Hücresel düzeye bakıldığı için doğal olarak belirli bir hastalık ismi telaffuz edilmiyor. Çakır, “Vücut sistemlerinize, bedeninizdeki sululuk oranına veya toksin birikimi olup olmadığına bakılarak bütünsel bir değerlendirme yapılıyor. Vücudunuzdaki genel aksaklıklara dair ipuçları yakalanıyor” diyor. Bağırsaklar, sindirim sistemi, safra sistemi veya ciltle ilgili sorunlar olup olmadığına, ileriye yönelik risklerinize ve almanız gereken tedbirlere bakılıyor. Hemobiyografik canlı ve kuru kan testi ile hücresel düzeyde susuzluk, hücrelerdeki oksijen oranı, hücre zarı yapısı (vücutta hastalık oluşumu adına kilit bir öneme sahip), omega-3 eksikliği, demir eksikliği, mineral ve vitamin eksikliği, toksik madde birikimi, organların çalışma sistemleriyle ilgili (örneğin sindirim sisteminin nasıl çalıştığı), beslenme düzeni (protein ağırlıklı mı, karbonhidrat ağırlıklı mı beslendiğiniz), bağırsak hareketleri, nefes darlığı, çabuk yorulup yorulmadığınız veya uykularınızın dinlendirici olup olmadığı görülebiliyor. Alkali Vücudun Sırları adlı kitabın yazarı Emin Akın Çakır, asistanlığından beri hep “Nasıl sağlıklı oluruz?” sorusunu araştırmış. Bu bütünsel bakışın, hemobiyografik kan testiyle vücut bulduğunu söyleyebiliriz. Çakır’ın kurduğu Alkali Life Center’a gelen danışanlar hemobiyografik kan testine alınıyor. Kişinin vücudunda neler olup bittiği
ve yaşam alışkanlıkları mercek altına alınıyor. Çakır, rutin alışkanlıkları ve beslenme tarzını dönüştürmeye yönelik olarak, iki veya üç aylık kişiye özel programlar hazırlıyor ve uygulamaya koyuyor.
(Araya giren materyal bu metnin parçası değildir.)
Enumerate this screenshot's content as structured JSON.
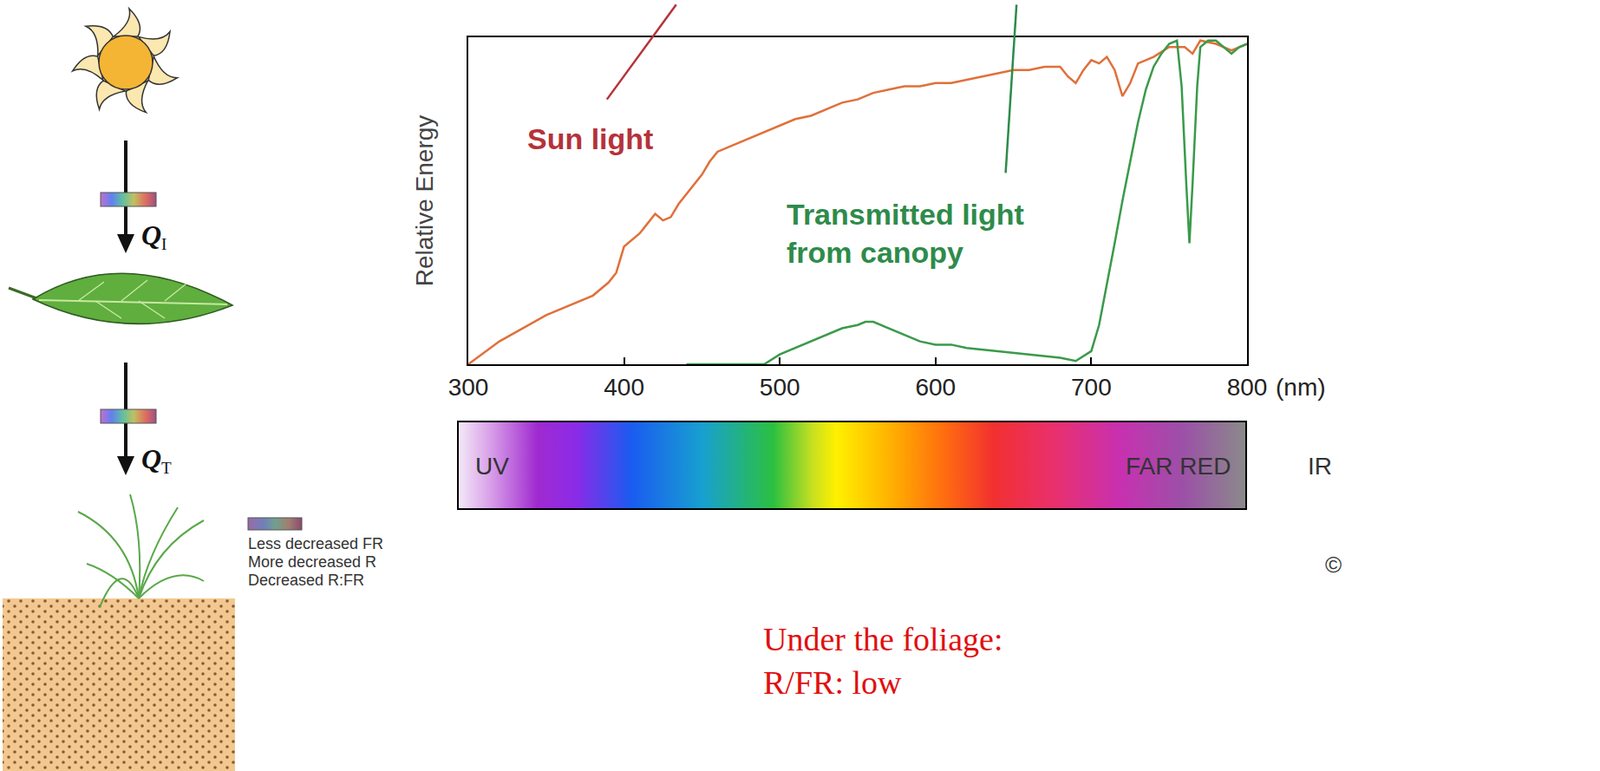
{
  "chart_data": {
    "type": "line",
    "ylabel": "Relative Energy",
    "xlabel": "(nm)",
    "xlim": [
      300,
      800
    ],
    "xticks": [
      300,
      400,
      500,
      600,
      700,
      800
    ],
    "ylim": [
      0,
      100
    ],
    "yticks": [],
    "tick_labels": "x",
    "grid": false,
    "series": [
      {
        "color": "#e0703a",
        "line_style": "solid",
        "x": [
          300,
          320,
          350,
          370,
          380,
          390,
          395,
          400,
          405,
          410,
          415,
          420,
          425,
          430,
          435,
          440,
          445,
          450,
          455,
          460,
          470,
          480,
          490,
          500,
          510,
          520,
          530,
          540,
          550,
          560,
          570,
          580,
          590,
          600,
          610,
          620,
          630,
          640,
          650,
          660,
          670,
          680,
          685,
          690,
          695,
          700,
          705,
          710,
          715,
          720,
          725,
          730,
          740,
          750,
          760,
          765,
          770,
          780,
          790,
          800
        ],
        "values": [
          0,
          7,
          15,
          19,
          21,
          25,
          28,
          36,
          38,
          40,
          43,
          46,
          44,
          45,
          49,
          52,
          55,
          58,
          62,
          65,
          67,
          69,
          71,
          73,
          75,
          76,
          78,
          80,
          81,
          83,
          84,
          85,
          85,
          86,
          86,
          87,
          88,
          89,
          90,
          90,
          91,
          91,
          88,
          86,
          90,
          93,
          92,
          94,
          90,
          82,
          86,
          92,
          94,
          97,
          97,
          95,
          99,
          98,
          96,
          98
        ]
      },
      {
        "color": "#3a9a4a",
        "line_style": "solid",
        "x": [
          440,
          490,
          500,
          510,
          520,
          530,
          540,
          550,
          555,
          560,
          570,
          580,
          590,
          600,
          610,
          620,
          640,
          660,
          680,
          690,
          700,
          705,
          710,
          715,
          720,
          725,
          730,
          735,
          740,
          745,
          750,
          755,
          758,
          761,
          763,
          765,
          768,
          770,
          775,
          780,
          785,
          790,
          795,
          800
        ],
        "values": [
          0,
          0,
          3,
          5,
          7,
          9,
          11,
          12,
          13,
          13,
          11,
          9,
          7,
          6,
          6,
          5,
          4,
          3,
          2,
          1,
          4,
          12,
          24,
          37,
          50,
          62,
          74,
          84,
          91,
          95,
          98,
          99,
          85,
          55,
          37,
          55,
          85,
          97,
          99,
          99,
          97,
          95,
          97,
          98
        ]
      }
    ],
    "annotations": [
      {
        "text": "Sun light",
        "x": 378,
        "y": 69,
        "color": "#b5323a"
      },
      {
        "text": "Transmitted light\nfrom canopy",
        "x": 503,
        "y": 40,
        "color": "#2e8b4a"
      }
    ]
  },
  "spectrum_bar": {
    "labels_inside": [
      "UV",
      "FAR RED"
    ],
    "label_outside": "IR"
  },
  "diagram": {
    "arrows": [
      {
        "symbol": "Q",
        "subscript": "I"
      },
      {
        "symbol": "Q",
        "subscript": "T"
      }
    ],
    "legend_lines": [
      "Less decreased FR",
      "More decreased R",
      "Decreased R:FR"
    ]
  },
  "note": [
    "Under the foliage:",
    "R/FR: low"
  ],
  "copyright": "©"
}
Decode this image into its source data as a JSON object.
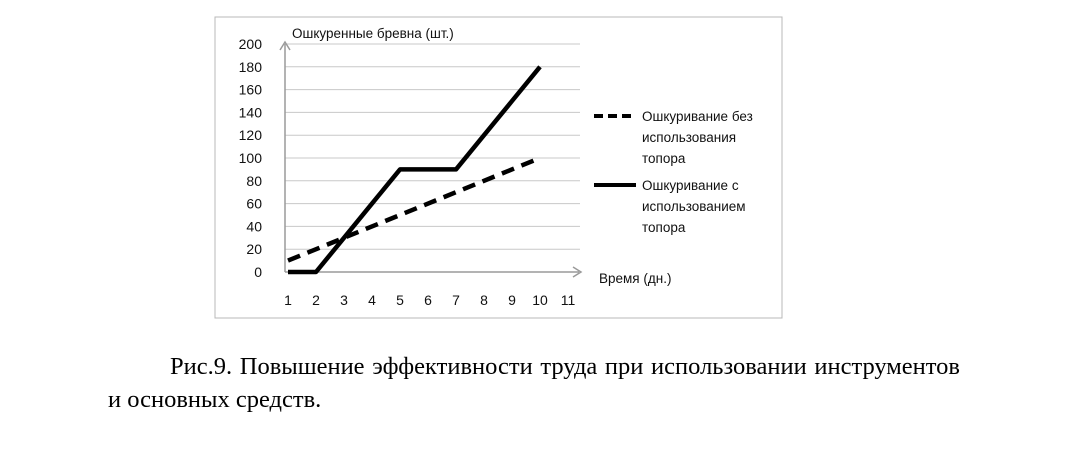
{
  "caption": "Рис.9. Повышение эффективности труда при использовании инструментов и основных средств.",
  "chart_data": {
    "type": "line",
    "ylabel": "Ошкуренные бревна (шт.)",
    "xlabel": "Время (дн.)",
    "categories": [
      "1",
      "2",
      "3",
      "4",
      "5",
      "6",
      "7",
      "8",
      "9",
      "10",
      "11"
    ],
    "y_ticks": [
      "0",
      "20",
      "40",
      "60",
      "80",
      "100",
      "120",
      "140",
      "160",
      "180",
      "200"
    ],
    "ylim": [
      0,
      200
    ],
    "xlim": [
      1,
      11
    ],
    "grid": true,
    "legend_position": "right",
    "series": [
      {
        "name": "Ошкуривание без использования топора",
        "legend_lines": [
          "Ошкуривание без",
          "использования",
          "топора"
        ],
        "style": "dashed",
        "color": "#000000",
        "x": [
          1,
          10
        ],
        "values": [
          10,
          100
        ]
      },
      {
        "name": "Ошкуривание с использованием топора",
        "legend_lines": [
          "Ошкуривание с",
          "использованием",
          "топора"
        ],
        "style": "solid",
        "color": "#000000",
        "x": [
          1,
          2,
          3,
          4,
          5,
          6,
          7,
          8,
          9,
          10
        ],
        "values": [
          0,
          0,
          30,
          60,
          90,
          90,
          90,
          120,
          150,
          180
        ]
      }
    ]
  }
}
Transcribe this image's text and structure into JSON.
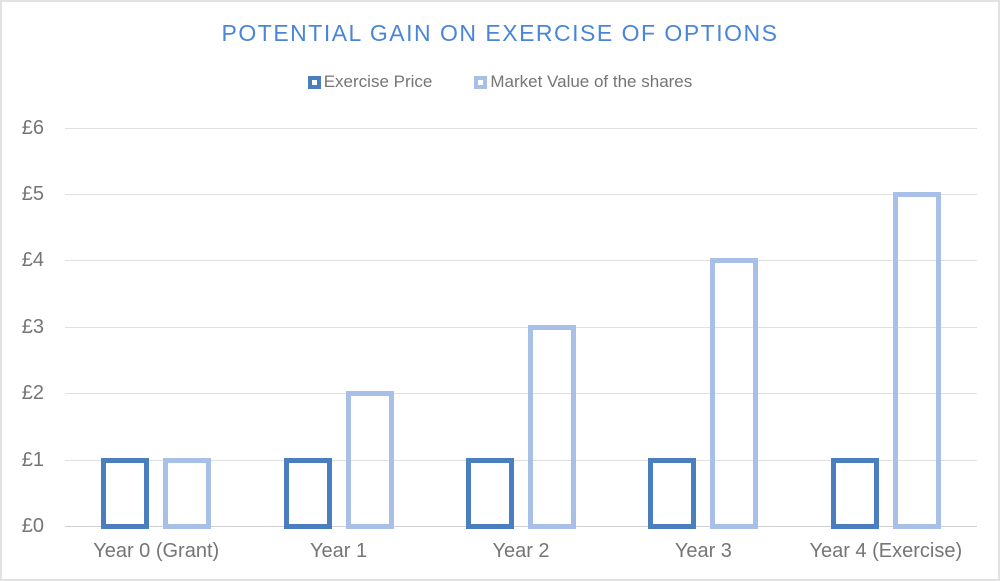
{
  "chart_data": {
    "type": "bar",
    "title": "POTENTIAL GAIN ON EXERCISE OF OPTIONS",
    "title_color": "#4a86d8",
    "categories": [
      "Year 0 (Grant)",
      "Year 1",
      "Year 2",
      "Year 3",
      "Year 4 (Exercise)"
    ],
    "series": [
      {
        "name": "Exercise Price",
        "values": [
          1,
          1,
          1,
          1,
          1
        ],
        "color": "#4a7ebe",
        "fill": "none"
      },
      {
        "name": "Market Value of the shares",
        "values": [
          1,
          2,
          3,
          4,
          5
        ],
        "color": "#a8c0e8",
        "fill": "none"
      }
    ],
    "xlabel": "",
    "ylabel": "",
    "ylim": [
      0,
      6
    ],
    "ytick_labels": [
      "£0",
      "£1",
      "£2",
      "£3",
      "£4",
      "£5",
      "£6"
    ],
    "currency": "£",
    "grid": "horizontal",
    "legend_position": "top",
    "bar_style": "outlined-hollow",
    "text_color": "#757575",
    "gridline_color": "#e0e0e0",
    "axisline_color": "#cfcfcf",
    "background_color": "#ffffff"
  }
}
HASTALIKLARI OLUŞMADAN ENGELLEMEK MÜMKÜN
Laboratuvar testlerinde elde edilen bilgiler sayısaldır, normal aralıkta ya da değildir. Örneğin, karaciğer enzimleriniz yüksekse, o hücreler parçalanıp kana geçer ve basit bir kan testiyle bu görülebilir. Ancak bu, karaciğerde çoktan bir harabiyet başladığı anlamına gelir ve sorun ancak ilerledikten sonra tespit edilebilir. Çakır, “Vücutta hastalıklar bir anda oluşmuyor. Önce hücresel
düzeyde o fonksiyonlar bozuluyor” diyor. Bu yüzden hemobiyografik kan analizi önleyici tıp kapsamında ele alınıyor. Bedeninizin bugünü ve yarını konusunda size yol gösteriyor. Örneğin, bağırsak sisteminizde bir aksaklık tespit ediliyor ve bunun ileride sindirim sisteminde bir hastalığı tetikleyebileceği konusunda uyarıyor. Bir nevi hücre checkup’ı sayılabilecek bu yöntem, Çakır’ın deyimiyle vücut döngünüzü daha sağlıklı hale getirmenize yardımcı oluyor. Ne kadar az şikayet varken bu tedbirleri alırsanız, vücudunuz o kadar hızlı toparlıyor.
HÜCRESEL SAĞLIK
Hücreler bizim yapısal bir birimimiz. Onların sağlıklı olması, bizim sağlıklı olmamız demek. Vücudunuza ne kadar çok toksik madde alır, hücrelerinizle ne kadar çok karşılaştırırsanız, dengeleme sisteminizi o kadar çok yorarsınız. Örneğin, ağzınıza bir lokma aldığınızda sistem alarma geçer, mikrop varsa hemen yok edilir. Ancak hücreler sadece atmayı bildiği toksinleri atabiliyor, atamadıklarını yağ hücrelerine sarıp hayati organlarınızdan uzak yerlere depoluyor. Çakır, “Bize çok lezzetli gelen bir yemek hücrelerimize göre öyle olmayabilir” diyor. Yediğiniz şeyde toksik madde varsa hücreleriniz de etkileniyor. Hastalıklar da buradan doğuyor. Öte yandan, vücudunuzun sürekli olarak kendini yenilemek gibi süper güçleri olduğunu da unutmayın. Ömrü biten hücreleriniz parçalanıp yenileri yapılıyor. Karaciğer hücreleri altı ayda bir; dil yüzeyindeki tat alma hücreleri 10 günde bir; bağırsak hücreleri iki üç günde bir; kan hücreleriyse 120 günde bir yenileniyor. Bu iyi haber: Diyelim ki sigarayı bıraktınız veya şekeri azalttınız, bu olumlu değişime hücrelerinizin de cevabı olumlu olacaktır. Hastalıklar kaçışı olmayan gerçeğimiz haline geldi ama
yine de hepimiz yaşamımızın bütününü sağlıkla geçirmek isteriz. Bunun için beslenme ve yaşam alışkanlıklarımızı düzenlerken daha bilinçli olmak zorundayız. Çakır’ın da dediği gibi, bilgiyi pratik
hayata çevirebildiğimiz takdirde fayda sağlayabiliriz.